Installation and Testing

Next, the artifact appendix should outline how to install the artifact, and how to navigate the project directories to find any relevant inputs, outputs and source files. The authors conclude this section with a basic test command that tests the basic functionality of the artifact -- this command will be used used to validate that the artifact is set up in the "kick-the-tires" phase of reviewing.


  • Installation [Obligatory]: Describe how to set up the artifact for evaluation. We recommend you make this process as streamlined as possible (through Docker, for example) and should target novice users.
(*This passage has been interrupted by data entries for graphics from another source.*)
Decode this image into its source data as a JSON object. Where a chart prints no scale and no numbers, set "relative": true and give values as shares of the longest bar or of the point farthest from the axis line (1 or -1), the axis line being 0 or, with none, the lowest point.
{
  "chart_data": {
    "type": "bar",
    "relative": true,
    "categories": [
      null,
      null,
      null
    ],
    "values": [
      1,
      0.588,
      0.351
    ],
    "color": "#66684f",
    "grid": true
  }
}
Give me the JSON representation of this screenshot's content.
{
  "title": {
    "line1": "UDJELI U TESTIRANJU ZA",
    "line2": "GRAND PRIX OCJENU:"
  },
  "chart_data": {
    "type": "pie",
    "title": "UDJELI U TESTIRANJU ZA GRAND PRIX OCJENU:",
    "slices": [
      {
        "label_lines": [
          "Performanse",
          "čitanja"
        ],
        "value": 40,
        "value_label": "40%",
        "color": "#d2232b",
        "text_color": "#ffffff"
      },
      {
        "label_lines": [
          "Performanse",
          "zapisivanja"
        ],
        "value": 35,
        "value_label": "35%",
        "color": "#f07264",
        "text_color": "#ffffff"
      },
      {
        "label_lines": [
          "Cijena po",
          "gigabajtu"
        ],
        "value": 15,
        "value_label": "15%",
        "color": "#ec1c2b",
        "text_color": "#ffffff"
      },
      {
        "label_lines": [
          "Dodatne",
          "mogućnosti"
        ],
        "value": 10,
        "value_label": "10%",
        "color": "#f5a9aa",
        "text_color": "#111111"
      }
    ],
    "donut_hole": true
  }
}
  • Basic Test [Obligatory]: Provide a single command that end-users can run to make sure the artifact is set up properly and generating reasonable outputs. Describe what outputs the authors should see if the system worked correctly. For example, a compiler artifact may have a basic test that involves compiling a hello world script and running the compiled output.

Evaluation

Finally, the artifact appendix should describe how to reproduce the results presented in the evaluation section of the paper. This section may also provide instructions for how the user can customize the artifact to run their own experiments.

  • Experimental Workflow [Recommended]: Describe the experimental workflow and how it is implemented, invoked and customized (if needed). This may involve describing relevant scripts, test harnesses, and interactive evaluation environments (e.g., Jupyter/IPython notebooks, portable CK workflow) used in the evaluation. If applicable, overview any relevant output directories, source directories, and point out where to find pertinent log files and temporary files to aid in debugging. If done well, an end-user should be able to deeply investigate how the artifact operates and how the analysis is performed.
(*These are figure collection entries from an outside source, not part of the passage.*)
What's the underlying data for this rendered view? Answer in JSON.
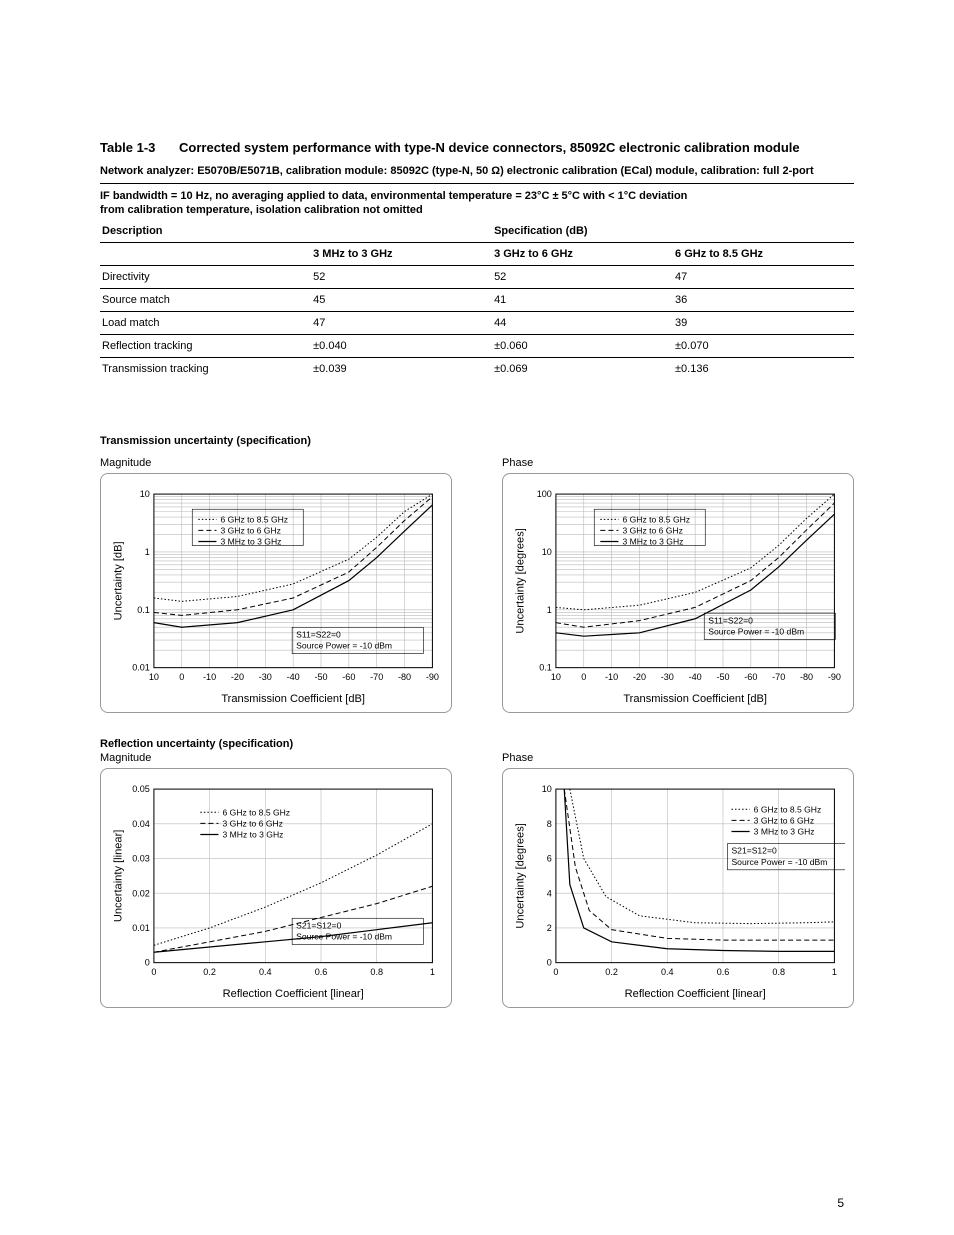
{
  "pageNumber": "5",
  "tableTitle": {
    "num": "Table 1-3",
    "text": "Corrected system performance with type-N device connectors, 85092C electronic calibration module"
  },
  "subtitle1": "Network analyzer: E5070B/E5071B, calibration module: 85092C (type-N, 50 Ω) electronic calibration (ECal) module, calibration: full 2-port",
  "subtitle2a": "IF bandwidth = 10 Hz, no averaging applied to data, environmental temperature = 23°C ± 5°C with < 1°C deviation",
  "subtitle2b": "from calibration temperature, isolation calibration not omitted",
  "specTable": {
    "h_desc": "Description",
    "h_spec": "Specification (dB)",
    "h_c1": "3 MHz to 3 GHz",
    "h_c2": "3 GHz to 6 GHz",
    "h_c3": "6 GHz to 8.5 GHz",
    "rows": [
      {
        "d": "Directivity",
        "c1": "52",
        "c2": "52",
        "c3": "47"
      },
      {
        "d": "Source match",
        "c1": "45",
        "c2": "41",
        "c3": "36"
      },
      {
        "d": "Load match",
        "c1": "47",
        "c2": "44",
        "c3": "39"
      },
      {
        "d": "Reflection tracking",
        "c1": "±0.040",
        "c2": "±0.060",
        "c3": "±0.070"
      },
      {
        "d": "Transmission tracking",
        "c1": "±0.039",
        "c2": "±0.069",
        "c3": "±0.136"
      }
    ]
  },
  "sectionA": "Transmission uncertainty (specification)",
  "sectionB": "Reflection uncertainty (specification)",
  "labelMag": "Magnitude",
  "labelPhase": "Phase",
  "legend": {
    "l1": "6 GHz to 8.5 GHz",
    "l2": "3 GHz to 6 GHz",
    "l3": "3 MHz to 3 GHz"
  },
  "annot": {
    "trans1": "S11=S22=0",
    "trans2": "Source Power = -10 dBm",
    "refl1": "S21=S12=0",
    "refl2": "Source Power = -10 dBm"
  },
  "chartA1": {
    "xlabel": "Transmission Coefficient [dB]",
    "ylabel": "Uncertainty [dB]",
    "xticks": [
      "10",
      "0",
      "-10",
      "-20",
      "-30",
      "-40",
      "-50",
      "-60",
      "-70",
      "-80",
      "-90"
    ],
    "yticks": [
      "0.01",
      "0.1",
      "1",
      "10"
    ],
    "scale": "log",
    "xlim": [
      10,
      -90
    ],
    "ylim": [
      0.01,
      10
    ],
    "series": {
      "solid": [
        [
          10,
          0.06
        ],
        [
          0,
          0.05
        ],
        [
          -20,
          0.06
        ],
        [
          -40,
          0.1
        ],
        [
          -60,
          0.32
        ],
        [
          -70,
          0.8
        ],
        [
          -80,
          2.3
        ],
        [
          -90,
          6.5
        ]
      ],
      "dash": [
        [
          10,
          0.09
        ],
        [
          0,
          0.08
        ],
        [
          -20,
          0.1
        ],
        [
          -40,
          0.16
        ],
        [
          -60,
          0.45
        ],
        [
          -70,
          1.2
        ],
        [
          -80,
          3.5
        ],
        [
          -90,
          9
        ]
      ],
      "dot": [
        [
          10,
          0.16
        ],
        [
          0,
          0.14
        ],
        [
          -20,
          0.17
        ],
        [
          -40,
          0.28
        ],
        [
          -60,
          0.75
        ],
        [
          -70,
          1.8
        ],
        [
          -80,
          5
        ],
        [
          -90,
          10
        ]
      ]
    }
  },
  "chartA2": {
    "xlabel": "Transmission Coefficient [dB]",
    "ylabel": "Uncertainty [degrees]",
    "xticks": [
      "10",
      "0",
      "-10",
      "-20",
      "-30",
      "-40",
      "-50",
      "-60",
      "-70",
      "-80",
      "-90"
    ],
    "yticks": [
      "0.1",
      "1",
      "10",
      "100"
    ],
    "scale": "log",
    "xlim": [
      10,
      -90
    ],
    "ylim": [
      0.1,
      100
    ],
    "series": {
      "solid": [
        [
          10,
          0.4
        ],
        [
          0,
          0.35
        ],
        [
          -20,
          0.4
        ],
        [
          -40,
          0.7
        ],
        [
          -60,
          2.2
        ],
        [
          -70,
          5.5
        ],
        [
          -80,
          16
        ],
        [
          -90,
          45
        ]
      ],
      "dash": [
        [
          10,
          0.6
        ],
        [
          0,
          0.5
        ],
        [
          -20,
          0.65
        ],
        [
          -40,
          1.1
        ],
        [
          -60,
          3.2
        ],
        [
          -70,
          8
        ],
        [
          -80,
          24
        ],
        [
          -90,
          70
        ]
      ],
      "dot": [
        [
          10,
          1.1
        ],
        [
          0,
          1.0
        ],
        [
          -20,
          1.2
        ],
        [
          -40,
          2.0
        ],
        [
          -60,
          5.3
        ],
        [
          -70,
          13
        ],
        [
          -80,
          38
        ],
        [
          -90,
          100
        ]
      ]
    }
  },
  "chartB1": {
    "xlabel": "Reflection Coefficient [linear]",
    "ylabel": "Uncertainty [linear]",
    "xticks": [
      "0",
      "0.2",
      "0.4",
      "0.6",
      "0.8",
      "1"
    ],
    "yticks": [
      "0",
      "0.01",
      "0.02",
      "0.03",
      "0.04",
      "0.05"
    ],
    "scale": "linear",
    "xlim": [
      0,
      1
    ],
    "ylim": [
      0,
      0.05
    ],
    "series": {
      "solid": [
        [
          0,
          0.003
        ],
        [
          0.2,
          0.0045
        ],
        [
          0.4,
          0.006
        ],
        [
          0.6,
          0.0075
        ],
        [
          0.8,
          0.0095
        ],
        [
          1,
          0.0115
        ]
      ],
      "dash": [
        [
          0,
          0.003
        ],
        [
          0.2,
          0.006
        ],
        [
          0.4,
          0.009
        ],
        [
          0.6,
          0.013
        ],
        [
          0.8,
          0.017
        ],
        [
          1,
          0.022
        ]
      ],
      "dot": [
        [
          0,
          0.005
        ],
        [
          0.2,
          0.01
        ],
        [
          0.4,
          0.016
        ],
        [
          0.6,
          0.023
        ],
        [
          0.8,
          0.031
        ],
        [
          1,
          0.04
        ]
      ]
    }
  },
  "chartB2": {
    "xlabel": "Reflection Coefficient [linear]",
    "ylabel": "Uncertainty [degrees]",
    "xticks": [
      "0",
      "0.2",
      "0.4",
      "0.6",
      "0.8",
      "1"
    ],
    "yticks": [
      "0",
      "2",
      "4",
      "6",
      "8",
      "10"
    ],
    "scale": "linear",
    "xlim": [
      0,
      1
    ],
    "ylim": [
      0,
      10
    ],
    "series": {
      "solid": [
        [
          0.03,
          10
        ],
        [
          0.05,
          4.5
        ],
        [
          0.1,
          2
        ],
        [
          0.2,
          1.2
        ],
        [
          0.4,
          0.8
        ],
        [
          0.6,
          0.7
        ],
        [
          0.8,
          0.65
        ],
        [
          1,
          0.65
        ]
      ],
      "dash": [
        [
          0.03,
          10
        ],
        [
          0.07,
          5.5
        ],
        [
          0.12,
          3
        ],
        [
          0.2,
          1.9
        ],
        [
          0.4,
          1.4
        ],
        [
          0.6,
          1.3
        ],
        [
          0.8,
          1.3
        ],
        [
          1,
          1.3
        ]
      ],
      "dot": [
        [
          0.05,
          10
        ],
        [
          0.1,
          6
        ],
        [
          0.18,
          3.8
        ],
        [
          0.3,
          2.7
        ],
        [
          0.5,
          2.3
        ],
        [
          0.7,
          2.25
        ],
        [
          0.9,
          2.3
        ],
        [
          1,
          2.35
        ]
      ]
    }
  },
  "colors": {
    "line": "#000000",
    "grid": "#bbbbbb",
    "bg": "#ffffff",
    "border": "#999999"
  }
}
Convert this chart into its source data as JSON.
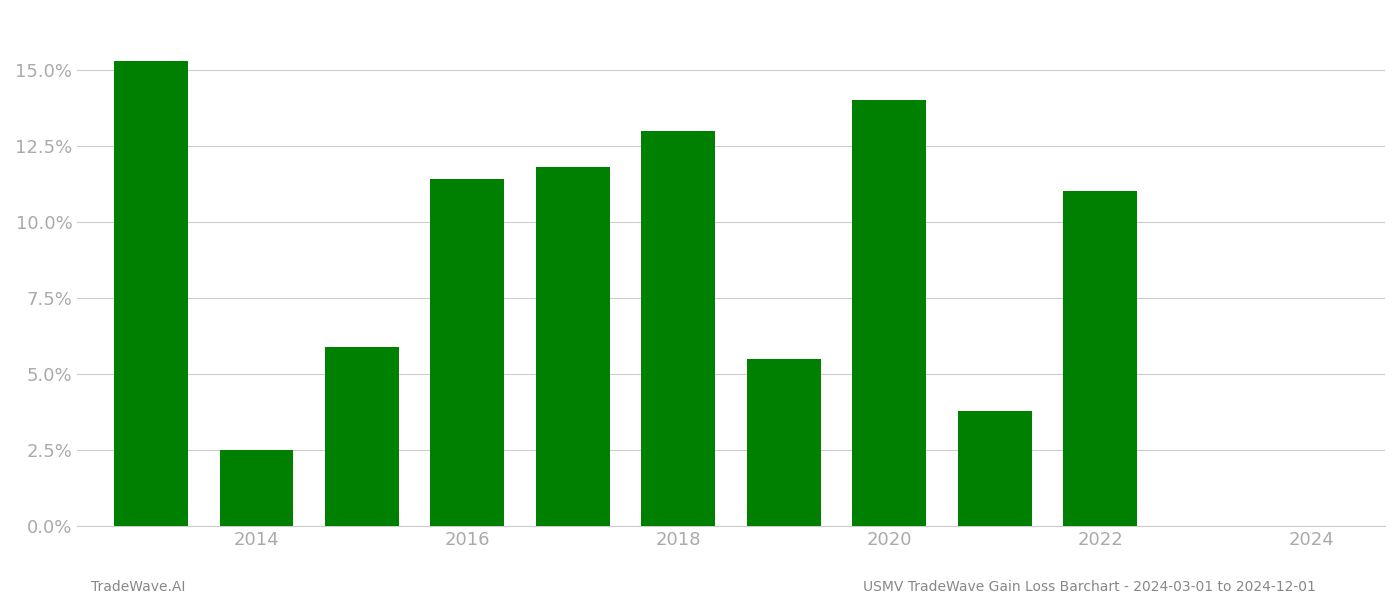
{
  "years": [
    2013,
    2014,
    2015,
    2016,
    2017,
    2018,
    2019,
    2020,
    2021,
    2022
  ],
  "values": [
    0.153,
    0.025,
    0.059,
    0.114,
    0.118,
    0.13,
    0.055,
    0.14,
    0.038,
    0.11
  ],
  "bar_color": "#008000",
  "background_color": "#ffffff",
  "grid_color": "#cccccc",
  "xlim": [
    2012.3,
    2024.7
  ],
  "ylim": [
    0,
    0.168
  ],
  "yticks": [
    0.0,
    0.025,
    0.05,
    0.075,
    0.1,
    0.125,
    0.15
  ],
  "xticks": [
    2014,
    2016,
    2018,
    2020,
    2022,
    2024
  ],
  "footer_left": "TradeWave.AI",
  "footer_right": "USMV TradeWave Gain Loss Barchart - 2024-03-01 to 2024-12-01",
  "bar_width": 0.7,
  "tick_label_color": "#aaaaaa",
  "footer_color": "#888888",
  "tick_fontsize": 13,
  "footer_fontsize": 10
}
  • Evaluation and Expected Results [Obligatory]: Walk through how to reproduce the results in the paper with the packaged artifact. Effective evaluation sections link output data files to tables, graphs, and empirical values in the paper. Describe the expected result and the maximum allowable variation of empirical results (particularly important for performance numbers and speed-ups). See the SIGPLAN Empirical Evaluation Guidelines and the AE FAQ.

  • Experiment customization [Optional]: Describe how the end-user could modify the artifact to run their own experiments. For example, if the artifact is a compiler, this section may describe how to write and compile their own program. It is currently optional since it is not always trivial. If possible, describe how to customize your workflow, i.e. if it is possible to use different data sets, benchmarks, real applications, predictive models, software environment (compilers, libraries, run-time systems), hardware, etc. Also, describe if it is possible to parameterize your workflow (whatever is applicable such as changing number of threads, applying different optimizations, CPU/GPU frequency, autotuning scenario, model topology, etc).